In a recent speech, CFPB Director Richard Cordray gave his views that the law specifies that the CFPB generally does not have jurisdiction over auto dealers and their practices, but the CFPB does have jurisdiction over the largest auto lenders and their lending programs. Director Cordray reminded the audience that the CFPB had issued a bulletin to clarify the boundaries of the CFPB’s authority over auto lending and to provide guidance to indirect auto lenders about compliance with the law.
Director Cordray noted that lender mark-up policies, which allow dealers to exercise discretion over the interest rates they charge consumers and provide direct financial incentives for charging higher prices, may lead to fair lending violations. His belief is that when lenders provide this type of discretion and incentives the CFPB believes it creates significant risk of illegal pricing disparities based on factors like race or national origin.
Director Cordray discussed steps auto lenders might consider taking to ensure they are in compliance with the Equal Credit Opportunity Act and Regulation B. One approach is to develop robust fair lending compliance management systems to monitor for disparate impact and promptly remedy consumer harm on an ongoing basis when it is identified. He noted the bulletin also stated that lenders could take steps to comply with the law by adopting some other pricing mechanism that fairly compensates dealers for their work but avoids the fair lending risks that are inherent in pricing by discretionary markup.

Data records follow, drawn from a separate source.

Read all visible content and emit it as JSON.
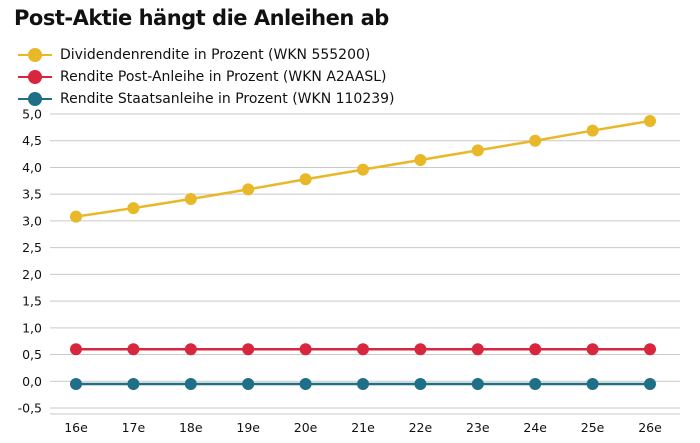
{
  "chart_data": {
    "type": "line",
    "title": "Post-Aktie hängt die Anleihen ab",
    "categories": [
      "16e",
      "17e",
      "18e",
      "19e",
      "20e",
      "21e",
      "22e",
      "23e",
      "24e",
      "25e",
      "26e"
    ],
    "ylim": [
      -0.5,
      5.0
    ],
    "yticks": [
      "5,0",
      "4,5",
      "4,0",
      "3,5",
      "3,0",
      "2,5",
      "2,0",
      "1,5",
      "1,0",
      "0,5",
      "0,0",
      "-0,5"
    ],
    "grid": true,
    "legend_position": "top-left",
    "series": [
      {
        "name": "Dividendenrendite in Prozent (WKN 555200)",
        "color": "#e8b828",
        "values": [
          3.08,
          3.24,
          3.41,
          3.59,
          3.78,
          3.96,
          4.14,
          4.32,
          4.5,
          4.69,
          4.87
        ]
      },
      {
        "name": "Rendite Post-Anleihe in Prozent (WKN A2AASL)",
        "color": "#d7263d",
        "values": [
          0.6,
          0.6,
          0.6,
          0.6,
          0.6,
          0.6,
          0.6,
          0.6,
          0.6,
          0.6,
          0.6
        ]
      },
      {
        "name": "Rendite Staatsanleihe in Prozent (WKN 110239)",
        "color": "#1f6f86",
        "values": [
          -0.05,
          -0.05,
          -0.05,
          -0.05,
          -0.05,
          -0.05,
          -0.05,
          -0.05,
          -0.05,
          -0.05,
          -0.05
        ]
      }
    ]
  }
}
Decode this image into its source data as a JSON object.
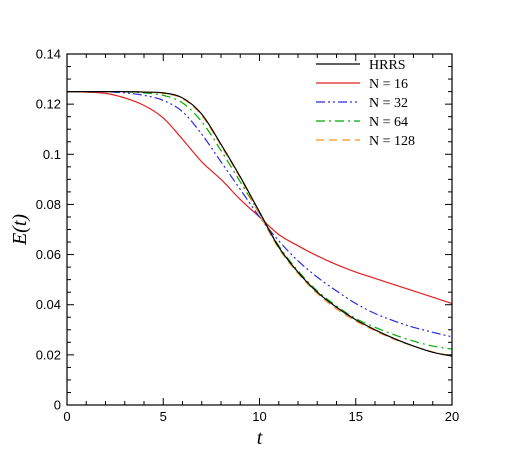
{
  "chart_data": {
    "type": "line",
    "xlabel": "t",
    "ylabel": "E(t)",
    "xlim": [
      0,
      20
    ],
    "ylim": [
      0,
      0.14
    ],
    "xticks": [
      0,
      5,
      10,
      15,
      20
    ],
    "yticks": [
      0,
      0.02,
      0.04,
      0.06,
      0.08,
      0.1,
      0.12,
      0.14
    ],
    "xtick_labels": [
      "0",
      "5",
      "10",
      "15",
      "20"
    ],
    "ytick_labels": [
      "0",
      "0.02",
      "0.04",
      "0.06",
      "0.08",
      "0.1",
      "0.12",
      "0.14"
    ],
    "grid": false,
    "legend_position": "top-right",
    "series": [
      {
        "name": "HRRS",
        "color": "#000000",
        "dash": "solid",
        "x": [
          0,
          1,
          2,
          3,
          4,
          5,
          6,
          7,
          8,
          9,
          10,
          11,
          12,
          13,
          14,
          15,
          16,
          17,
          18,
          19,
          20
        ],
        "y": [
          0.125,
          0.125,
          0.125,
          0.125,
          0.1248,
          0.1245,
          0.1225,
          0.116,
          0.104,
          0.091,
          0.077,
          0.063,
          0.053,
          0.045,
          0.039,
          0.034,
          0.03,
          0.0265,
          0.0235,
          0.021,
          0.0195
        ]
      },
      {
        "name": "N = 16",
        "color": "#e02020",
        "dash": "solid",
        "x": [
          0,
          1,
          2,
          3,
          4,
          5,
          6,
          7,
          8,
          9,
          10,
          11,
          12,
          13,
          14,
          15,
          16,
          17,
          18,
          19,
          20
        ],
        "y": [
          0.125,
          0.1248,
          0.1243,
          0.1225,
          0.1195,
          0.1145,
          0.106,
          0.097,
          0.09,
          0.082,
          0.075,
          0.068,
          0.0635,
          0.0595,
          0.056,
          0.053,
          0.0505,
          0.048,
          0.0455,
          0.043,
          0.0405
        ]
      },
      {
        "name": "N = 32",
        "color": "#2a2adf",
        "dash": "dashdotdot",
        "x": [
          0,
          1,
          2,
          3,
          4,
          5,
          6,
          7,
          8,
          9,
          10,
          11,
          12,
          13,
          14,
          15,
          16,
          17,
          18,
          19,
          20
        ],
        "y": [
          0.125,
          0.125,
          0.1249,
          0.1245,
          0.1235,
          0.1215,
          0.117,
          0.108,
          0.097,
          0.086,
          0.075,
          0.0655,
          0.0575,
          0.051,
          0.0455,
          0.0405,
          0.0365,
          0.0335,
          0.031,
          0.029,
          0.0272
        ]
      },
      {
        "name": "N = 64",
        "color": "#00aa00",
        "dash": "dashdot",
        "x": [
          0,
          1,
          2,
          3,
          4,
          5,
          6,
          7,
          8,
          9,
          10,
          11,
          12,
          13,
          14,
          15,
          16,
          17,
          18,
          19,
          20
        ],
        "y": [
          0.125,
          0.125,
          0.125,
          0.1249,
          0.1245,
          0.1235,
          0.1205,
          0.113,
          0.1015,
          0.089,
          0.0765,
          0.0635,
          0.0535,
          0.0455,
          0.0395,
          0.0345,
          0.031,
          0.028,
          0.0255,
          0.0235,
          0.0223
        ]
      },
      {
        "name": "N = 128",
        "color": "#ff9020",
        "dash": "dashed",
        "x": [
          0,
          1,
          2,
          3,
          4,
          5,
          6,
          7,
          8,
          9,
          10,
          11,
          12,
          13,
          14,
          15,
          16,
          17,
          18,
          19,
          20
        ],
        "y": [
          0.125,
          0.125,
          0.125,
          0.125,
          0.1248,
          0.1243,
          0.1222,
          0.1155,
          0.1035,
          0.0905,
          0.076,
          0.0625,
          0.0525,
          0.0445,
          0.0383,
          0.0335,
          0.0296,
          0.0262,
          0.0235,
          0.0212,
          0.0196
        ]
      }
    ]
  }
}
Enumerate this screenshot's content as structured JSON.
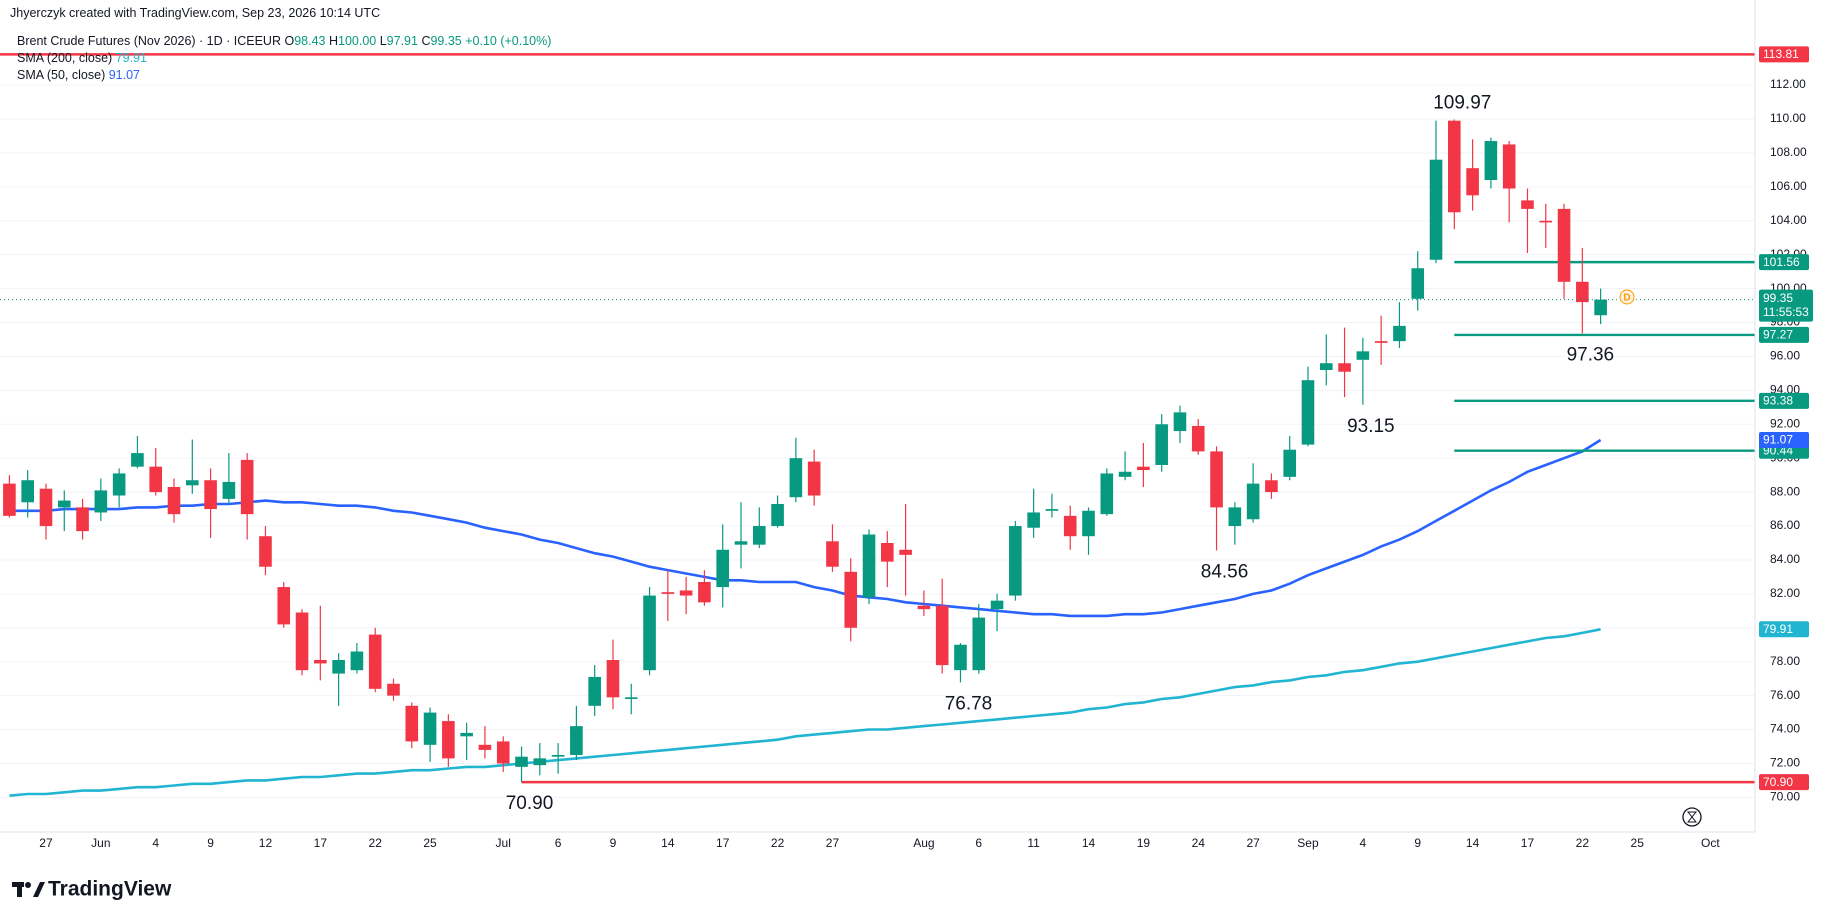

According to Director Cordray, there may be several such mechanisms that would work in practice: a flat fee per transaction, or a fixed percentage of the amount financed, or other nondiscretionary approaches that market participants may devise that would work to address these concerns. The precise details of any such approach bear further analysis, but the central points are twofold. First, Director Cordray noted the CFPB recognizes that auto dealers play a valuable role in much auto lending that occurs in this country, and they deserve to be compensated fairly for the work they do. Second, he also offered that the CFPB is aware that the structure of indirect auto lending programs can greatly affect the risks of discrimination that harms consumers and violates the law.